05-01-2018, 12:32 PM
(This post was last modified: 05-01-2018, 12:36 PM by Eric the Green.)
(05-01-2018, 11:33 AM)David Horn Wrote:(05-01-2018, 01:54 AM)Bob Butler 54 Wrote:(04-30-2018, 06:57 PM)David Horn Wrote: You are coming close to advocating insurrection here ... or reporting on it at the very least. Nowhere is there a right to rebel, as every attempt in the past has demonstrated. It's odd that the ones so focused on draining the swamp are the ones least likely to use the ballot box to accomplish it. Instead, they prefer a friendly tyrant who will do it for them, or, barring that, to take up arms.
In fiction, I think the hero in Shogun advocated one thing that justifies rebellion against your overlord. You have to succeed. In real life, the founding fathers are among those that successfully rebelled. I will go with Thomas Jefferson's justification for rebellion in the Declaration of Independence. I deny your claim that every rebellion has failed, that every tyrant is morally correct.
Save that one rebellion against an absent overlord (and one separated from the American colonies by time as much as distance), no other attempt has succeeded. Now we have to ask, is anything so vile today that this option should be considered? I don't think so.
The opposition we need to address today is the same opponent we faced in the First Gilded Age: unbridled wealth. Solving it then took courage, a leader with vision and integrity, and a lot of votes at the ballot box ... twice, if you consider both Roosevelts to be part of the same solution. I think that's fully viable again, though the power of technology enhanced propaganda is making it harder than it should be.
If that solution fails, and we fall into something reminiscent of Fascism, then you might have a point, but some nascent uprising of hoi polloi would still be likely to fail. When we elected to go with a professional military, we stacked the cards in favor of a tyrant should one arise. The military is the most hide-bound traditional institution in the country.

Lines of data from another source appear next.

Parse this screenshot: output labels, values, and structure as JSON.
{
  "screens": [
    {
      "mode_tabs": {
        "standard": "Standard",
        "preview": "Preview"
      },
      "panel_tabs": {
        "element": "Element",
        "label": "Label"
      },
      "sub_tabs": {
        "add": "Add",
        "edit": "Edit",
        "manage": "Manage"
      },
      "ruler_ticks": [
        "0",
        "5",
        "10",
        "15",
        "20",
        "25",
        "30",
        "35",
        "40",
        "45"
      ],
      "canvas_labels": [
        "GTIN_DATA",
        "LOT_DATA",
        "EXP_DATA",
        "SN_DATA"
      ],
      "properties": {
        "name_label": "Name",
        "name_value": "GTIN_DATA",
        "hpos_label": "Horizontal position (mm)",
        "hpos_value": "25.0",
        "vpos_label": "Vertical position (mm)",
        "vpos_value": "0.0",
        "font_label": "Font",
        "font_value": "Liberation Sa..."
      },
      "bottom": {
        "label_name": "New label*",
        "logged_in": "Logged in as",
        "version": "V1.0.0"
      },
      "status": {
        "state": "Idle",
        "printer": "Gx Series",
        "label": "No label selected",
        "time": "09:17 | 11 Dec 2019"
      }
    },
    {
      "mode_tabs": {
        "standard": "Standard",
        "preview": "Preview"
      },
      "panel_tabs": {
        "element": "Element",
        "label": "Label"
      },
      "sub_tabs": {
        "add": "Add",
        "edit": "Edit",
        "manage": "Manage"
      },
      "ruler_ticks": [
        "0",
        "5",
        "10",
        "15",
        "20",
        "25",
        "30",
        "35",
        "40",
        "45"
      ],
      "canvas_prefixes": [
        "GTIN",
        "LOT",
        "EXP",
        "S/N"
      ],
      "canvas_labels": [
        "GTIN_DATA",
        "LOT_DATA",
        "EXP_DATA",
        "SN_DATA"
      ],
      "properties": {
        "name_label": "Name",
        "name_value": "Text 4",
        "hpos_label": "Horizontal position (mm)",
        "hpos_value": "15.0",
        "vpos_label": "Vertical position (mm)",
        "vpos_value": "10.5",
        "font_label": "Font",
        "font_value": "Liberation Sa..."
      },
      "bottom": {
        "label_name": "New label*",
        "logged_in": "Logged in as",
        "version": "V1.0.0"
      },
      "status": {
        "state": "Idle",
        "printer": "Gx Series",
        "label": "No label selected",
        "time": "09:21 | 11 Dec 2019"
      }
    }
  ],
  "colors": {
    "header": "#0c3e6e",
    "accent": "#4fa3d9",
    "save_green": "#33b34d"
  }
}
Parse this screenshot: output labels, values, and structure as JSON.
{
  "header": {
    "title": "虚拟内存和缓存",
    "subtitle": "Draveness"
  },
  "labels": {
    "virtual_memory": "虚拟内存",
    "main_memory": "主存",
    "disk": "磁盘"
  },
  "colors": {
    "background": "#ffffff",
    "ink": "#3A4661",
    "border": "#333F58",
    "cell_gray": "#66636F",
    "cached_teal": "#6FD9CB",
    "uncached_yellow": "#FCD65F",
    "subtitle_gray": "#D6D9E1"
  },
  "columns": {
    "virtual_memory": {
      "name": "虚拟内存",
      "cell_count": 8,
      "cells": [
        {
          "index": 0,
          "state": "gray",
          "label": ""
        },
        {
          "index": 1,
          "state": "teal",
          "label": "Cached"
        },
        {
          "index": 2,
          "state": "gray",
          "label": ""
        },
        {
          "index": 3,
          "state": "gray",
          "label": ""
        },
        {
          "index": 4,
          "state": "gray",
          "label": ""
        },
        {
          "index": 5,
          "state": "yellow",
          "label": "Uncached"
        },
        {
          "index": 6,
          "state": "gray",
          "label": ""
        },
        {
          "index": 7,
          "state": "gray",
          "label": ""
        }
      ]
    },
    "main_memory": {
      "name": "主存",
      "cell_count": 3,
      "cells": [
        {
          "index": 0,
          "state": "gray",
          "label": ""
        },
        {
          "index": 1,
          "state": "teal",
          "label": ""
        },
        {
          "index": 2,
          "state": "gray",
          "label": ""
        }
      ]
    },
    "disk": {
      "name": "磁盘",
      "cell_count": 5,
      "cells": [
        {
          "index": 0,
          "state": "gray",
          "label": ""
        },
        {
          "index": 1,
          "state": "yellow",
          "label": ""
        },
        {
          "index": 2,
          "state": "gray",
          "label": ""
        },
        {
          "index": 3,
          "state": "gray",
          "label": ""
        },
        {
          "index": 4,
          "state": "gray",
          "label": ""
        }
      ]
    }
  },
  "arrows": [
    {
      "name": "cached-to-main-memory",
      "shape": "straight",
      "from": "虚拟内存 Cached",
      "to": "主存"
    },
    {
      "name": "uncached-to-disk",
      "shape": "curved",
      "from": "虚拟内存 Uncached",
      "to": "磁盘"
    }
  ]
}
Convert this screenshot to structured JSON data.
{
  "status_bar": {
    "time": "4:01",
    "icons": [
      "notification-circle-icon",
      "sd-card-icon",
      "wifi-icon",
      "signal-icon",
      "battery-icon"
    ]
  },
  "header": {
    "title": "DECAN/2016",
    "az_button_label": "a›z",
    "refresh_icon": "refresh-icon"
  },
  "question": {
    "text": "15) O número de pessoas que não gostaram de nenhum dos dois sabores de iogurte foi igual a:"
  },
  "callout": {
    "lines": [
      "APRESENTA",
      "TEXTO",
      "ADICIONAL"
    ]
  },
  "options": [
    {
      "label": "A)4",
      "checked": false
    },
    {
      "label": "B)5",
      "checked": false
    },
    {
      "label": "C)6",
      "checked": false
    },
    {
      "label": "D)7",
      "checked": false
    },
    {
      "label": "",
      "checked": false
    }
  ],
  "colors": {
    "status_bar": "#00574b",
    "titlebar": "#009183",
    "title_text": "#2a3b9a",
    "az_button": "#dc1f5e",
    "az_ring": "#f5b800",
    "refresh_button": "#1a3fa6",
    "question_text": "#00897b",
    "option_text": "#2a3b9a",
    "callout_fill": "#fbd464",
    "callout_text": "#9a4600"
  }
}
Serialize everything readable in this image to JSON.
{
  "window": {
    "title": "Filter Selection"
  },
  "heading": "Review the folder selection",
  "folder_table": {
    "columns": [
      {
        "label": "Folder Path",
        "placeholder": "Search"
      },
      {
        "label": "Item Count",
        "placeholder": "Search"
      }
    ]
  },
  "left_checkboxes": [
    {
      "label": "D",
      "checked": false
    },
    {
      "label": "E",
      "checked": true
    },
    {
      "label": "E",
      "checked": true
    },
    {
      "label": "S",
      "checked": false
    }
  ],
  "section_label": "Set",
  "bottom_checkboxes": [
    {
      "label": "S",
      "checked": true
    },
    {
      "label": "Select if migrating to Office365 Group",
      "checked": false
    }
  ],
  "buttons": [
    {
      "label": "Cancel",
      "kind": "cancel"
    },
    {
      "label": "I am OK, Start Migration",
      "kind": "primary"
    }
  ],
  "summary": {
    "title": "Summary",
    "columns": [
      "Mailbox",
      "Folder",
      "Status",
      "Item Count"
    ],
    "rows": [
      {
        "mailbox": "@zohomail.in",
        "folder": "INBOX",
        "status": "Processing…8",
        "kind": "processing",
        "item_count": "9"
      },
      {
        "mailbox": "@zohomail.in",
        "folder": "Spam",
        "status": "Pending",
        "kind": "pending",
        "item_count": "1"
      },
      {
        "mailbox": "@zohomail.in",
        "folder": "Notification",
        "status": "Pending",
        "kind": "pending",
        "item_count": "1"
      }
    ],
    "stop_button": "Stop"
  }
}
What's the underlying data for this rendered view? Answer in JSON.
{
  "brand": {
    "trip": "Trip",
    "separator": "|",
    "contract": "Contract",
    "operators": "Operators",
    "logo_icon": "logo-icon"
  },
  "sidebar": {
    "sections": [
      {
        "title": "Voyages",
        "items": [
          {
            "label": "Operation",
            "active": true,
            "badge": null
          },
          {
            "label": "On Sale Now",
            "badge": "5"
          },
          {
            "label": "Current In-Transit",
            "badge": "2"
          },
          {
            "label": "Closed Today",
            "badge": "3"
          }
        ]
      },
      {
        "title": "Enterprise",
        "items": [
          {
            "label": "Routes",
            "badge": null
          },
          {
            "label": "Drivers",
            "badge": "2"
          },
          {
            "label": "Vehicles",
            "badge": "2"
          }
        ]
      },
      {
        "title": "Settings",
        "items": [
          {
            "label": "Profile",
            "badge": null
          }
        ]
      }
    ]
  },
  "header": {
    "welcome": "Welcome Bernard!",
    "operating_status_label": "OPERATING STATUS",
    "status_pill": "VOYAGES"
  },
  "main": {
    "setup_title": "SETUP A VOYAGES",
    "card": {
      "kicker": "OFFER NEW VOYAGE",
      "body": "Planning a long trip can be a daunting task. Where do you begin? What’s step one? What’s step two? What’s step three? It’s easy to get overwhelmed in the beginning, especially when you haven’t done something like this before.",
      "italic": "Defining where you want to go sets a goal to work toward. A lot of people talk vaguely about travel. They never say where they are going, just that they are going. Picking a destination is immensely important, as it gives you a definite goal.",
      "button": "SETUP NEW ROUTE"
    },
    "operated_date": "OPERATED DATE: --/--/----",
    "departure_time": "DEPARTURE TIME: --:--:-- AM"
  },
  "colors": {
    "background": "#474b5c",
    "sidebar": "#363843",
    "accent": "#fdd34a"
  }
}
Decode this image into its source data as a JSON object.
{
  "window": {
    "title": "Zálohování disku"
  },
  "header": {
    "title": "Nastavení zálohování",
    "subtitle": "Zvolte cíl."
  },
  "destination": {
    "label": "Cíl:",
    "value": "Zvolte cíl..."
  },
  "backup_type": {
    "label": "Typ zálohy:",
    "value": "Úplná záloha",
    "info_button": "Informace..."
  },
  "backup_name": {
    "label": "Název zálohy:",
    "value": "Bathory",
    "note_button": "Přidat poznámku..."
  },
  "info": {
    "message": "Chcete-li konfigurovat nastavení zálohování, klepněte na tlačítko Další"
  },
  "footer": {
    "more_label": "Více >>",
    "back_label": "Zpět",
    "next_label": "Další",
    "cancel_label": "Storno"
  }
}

Yes I agree. I wouldn't say an armed rebellion never succeeds, but it's rare. As a student of the history of revolution and its cycles, I can think of a number of successes. There are some conditions that may apply. One that frequently comes up, is that the military defects from the overlord and sides with the people. If the USA military is too hide-bound, that's unlikely in the USA. And sometimes a new rulership is installed that is supposed to be better, but in fact he turns out to be little better, if any, than the old boss. I think there's a song about that

Foreign intervention on the side of the rebels happens on a few occasions, as was also true of the American Revolution. But sometimes there's progress. More than likely, this happens when there is great agreement among the people that change is needed. That's very unlikely in our divided society today. 40% of the American people are brainwashed to support the oligarchy, and even in the name of "freedom" (doublespeak). And if such agreement happened here, what happens after the old fascist boss is removed by the hoi polloi after the ballot box fails? Very likely, as indicated by the ballot box, the same divisions will apply, and thus the same oligarchy would continue.